Rita Leistner—The Tree Planters—Portraits and Enchanted Forests
British Columbia, Canada 2016-2019
Professional tree planting is back-breaking piecework—a combination of high intensity sport and industrial labour that requires both technical finesse and remarkable physical and mental endurance. Using techniques more often associated with high-performance athletes, it is not uncommon for an experienced planter to plant 1,000 to 4,000 trees or more in single day, leaping up and down through uneven and overgrown terrain strewn with debris (wood and slash left behind after logging), while carrying 30-kilogram bags of seedlings, armed only with a shovel, burning up to 7,000 calories in the process. The swarms of biting insects are legendary. Tree planters live in remote bush camps, off the grid, in forest regions hundreds of kilometres from towns or cities. Due to the brutal physical demands of the work, most are under 30 years old. It’s also seasonal work and attracts many students from the cities in the south (90% of Canadians live in cities on the southern border). Professional tree planting was established in Canada in the 1970s in response to increasing government quotas for planting, partly due to indigenous influence on environmental policy.

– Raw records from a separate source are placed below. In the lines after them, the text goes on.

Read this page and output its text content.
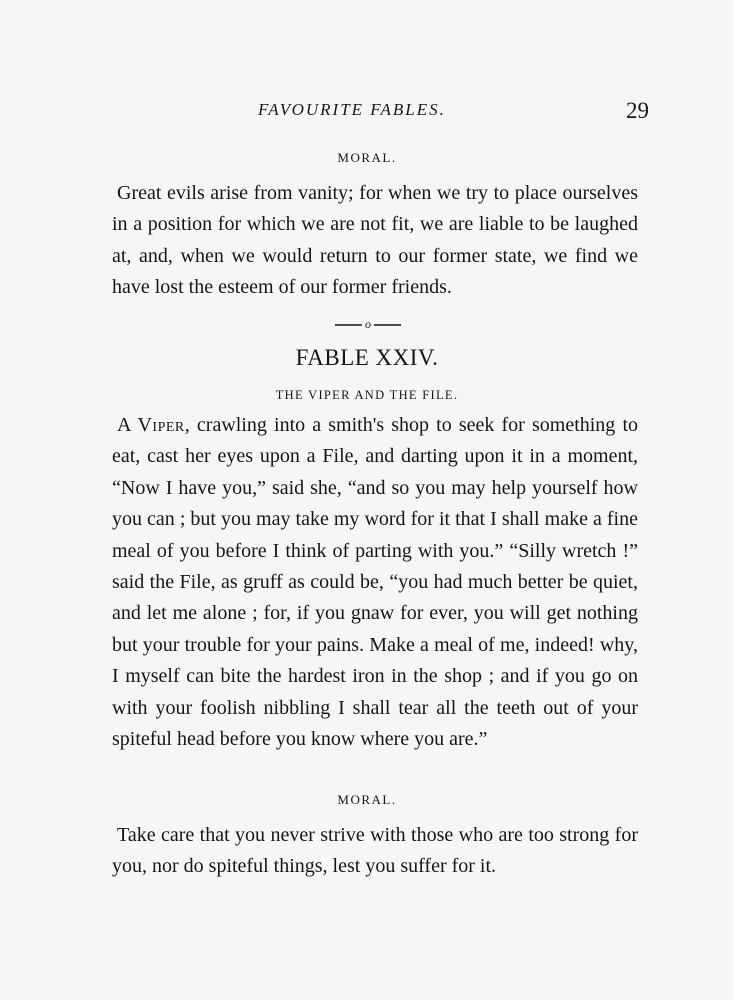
FAVOURITE FABLES.	29
MORAL.

Great evils arise from vanity; for when we try to place ourselves in a position for which we are not fit, we are liable to be laughed at, and, when we would return to our former state, we find we have lost the esteem of our former friends.

o
FABLE XXIV.
THE VIPER AND THE FILE.

A Viper, crawling into a smith's shop to seek for something to eat, cast her eyes upon a File, and darting upon it in a moment, “Now I have you,” said she, “and so you may help yourself how you can ; but you may take my word for it that I shall make a fine meal of you before I think of parting with you.” “Silly wretch !” said the File, as gruff as could be, “you had much better be quiet, and let me alone ; for, if you gnaw for ever, you will get nothing but your trouble for your pains. Make a meal of me, indeed! why, I myself can bite the hardest iron in the shop ; and if you go on with your foolish nibbling I shall tear all the teeth out of your spiteful head before you know where you are.”

MORAL.

Take care that you never strive with those who are too strong for you, nor do spiteful things, lest you suffer for it.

To produce this work, Leistner worked off the grid for months outdoors, in untamed and physically gruelling and frenetic circumstances, always facing a diverse set of challenges and obstacles, rigorously pushing her medium, and ultimately celebrating the possibilities of photography. Every portrait is an action shot, taken in real time. Leistner works in tandem with an athletic lighting assistant as both run backwards, in anticipation of the movements of their fast-paced, erratic subjects. When every element comes together, this remarkable process results in classically lit and precise compositions, unprecedented in this context. With their magical suggestion of artifice, Leistner’s photographs may remind the viewer of such master painters as Eugène Delacroix and Michelangelo Merisi da Caravaggio.

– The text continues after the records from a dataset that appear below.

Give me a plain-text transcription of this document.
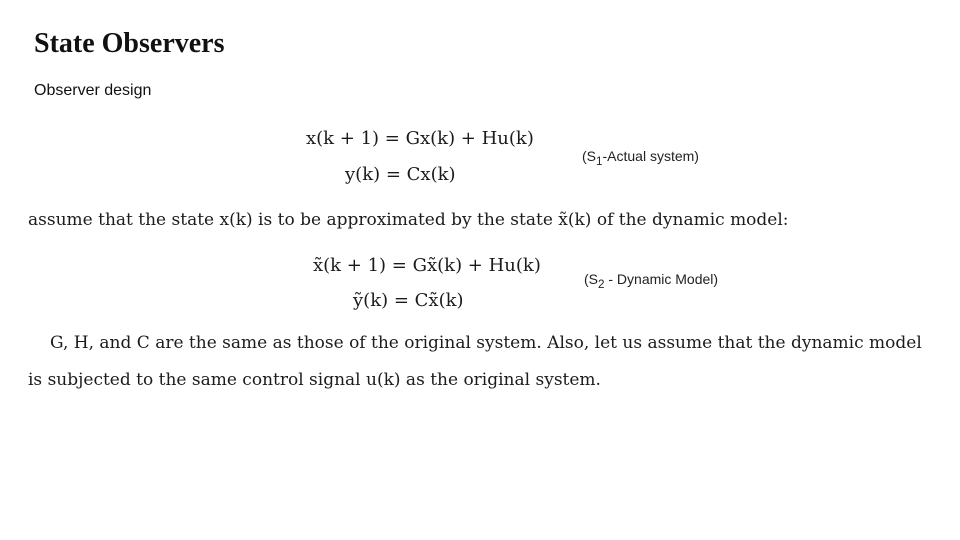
State Observers
Observer design
x(k + 1) = Gx(k) + Hu(k)
y(k) = Cx(k)
($S_1$-Actual system)
assume that the state x(k) is to be approximated by the state x̃(k) of the dynamic model:
x̃(k + 1) = Gx̃(k) + Hu(k)
ỹ(k) = Cx̃(k)
($S_2$ - Dynamic Model)
G, H, and C are the same as those of the original system. Also, let us assume that the dynamic model
is subjected to the same control signal u(k) as the original system.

First exhibited at the Stephen Bulger Gallery in October 2017, “The Tree Planters—Portraits” have been extensively recognized in the Canadian and international press, including National Geographic, Geo France, The Globe and Mail, Blouin ArtInfo, Lenscratch, and Le Quotidien de l’Art. They are held in private, public and corporate collections, including The Royal Ontario Museum and the Toronto Dominion Bank.
In forestry, a clear-cut means an area where trees have been industrially and systematically cut down. This is the tree planters’ place of work. Leistner’s related series, “The Tree Planters—Enchanted Forests,” consists of 16 works, and complements the “Portraits” by looking beyond the edges of the clear-cuts, inside the tree line where un-felled trees remain.

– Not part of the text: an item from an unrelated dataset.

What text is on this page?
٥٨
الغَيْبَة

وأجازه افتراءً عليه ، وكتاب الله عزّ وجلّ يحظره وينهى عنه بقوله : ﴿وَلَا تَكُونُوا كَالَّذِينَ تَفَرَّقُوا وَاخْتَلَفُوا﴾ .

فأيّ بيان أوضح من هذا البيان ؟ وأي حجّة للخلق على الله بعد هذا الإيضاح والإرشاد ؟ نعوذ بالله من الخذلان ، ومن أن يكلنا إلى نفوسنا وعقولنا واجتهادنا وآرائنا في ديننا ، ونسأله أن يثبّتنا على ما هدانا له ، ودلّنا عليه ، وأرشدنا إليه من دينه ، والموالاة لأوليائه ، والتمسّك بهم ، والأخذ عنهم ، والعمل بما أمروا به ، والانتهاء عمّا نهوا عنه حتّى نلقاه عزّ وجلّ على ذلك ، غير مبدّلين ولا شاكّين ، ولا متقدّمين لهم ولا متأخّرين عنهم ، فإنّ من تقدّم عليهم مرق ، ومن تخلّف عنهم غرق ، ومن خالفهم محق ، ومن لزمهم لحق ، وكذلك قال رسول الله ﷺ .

These representations of forest scenes, like the “Portraits,” are rendered in large scale and impeccable detail. They point to the figure-ground relationship of tree planting and its role in reforestation to deforestation, offering perspectives of the forest never seen in this light until now. The images are dark and light, hopeful and hopeless, and realistic yet surreal, telling multiple stories through the language of photography. Like the “Portraits,” the “Enchanted Forests” are painterly; some works are reminiscent of John Everett Millais’ Ophelia or Monet’s Waterlilies. Leistner uses the technique of “day for night” for some of the photographs, reducing the ambient light so that artificial light can take over; for others, she takes the extreme step of entering the deep forest at night, working by headlamp and blasting music out of speakers to ward off wild animals. Through Leistner’s lens, the light makes the forest shine in an artificial, dramatic fashion. “You would never see the forest this way with your naked eye,” says Leistner, “but you would paint it this way.” These visions of the forest are devoid of any imagery of humans, yet signs of humanity are never completely out of the picture, leaving much up to the imagination.
“The Tree Planters” consists of a major exhibition, an experimental documentary feature film, Forest for the Trees (Spring 2020) and a 220-page book with a Foreword by Canadian filmmaker Don McKellar (Dewi Lewis Publishing, UK, Fall 2020).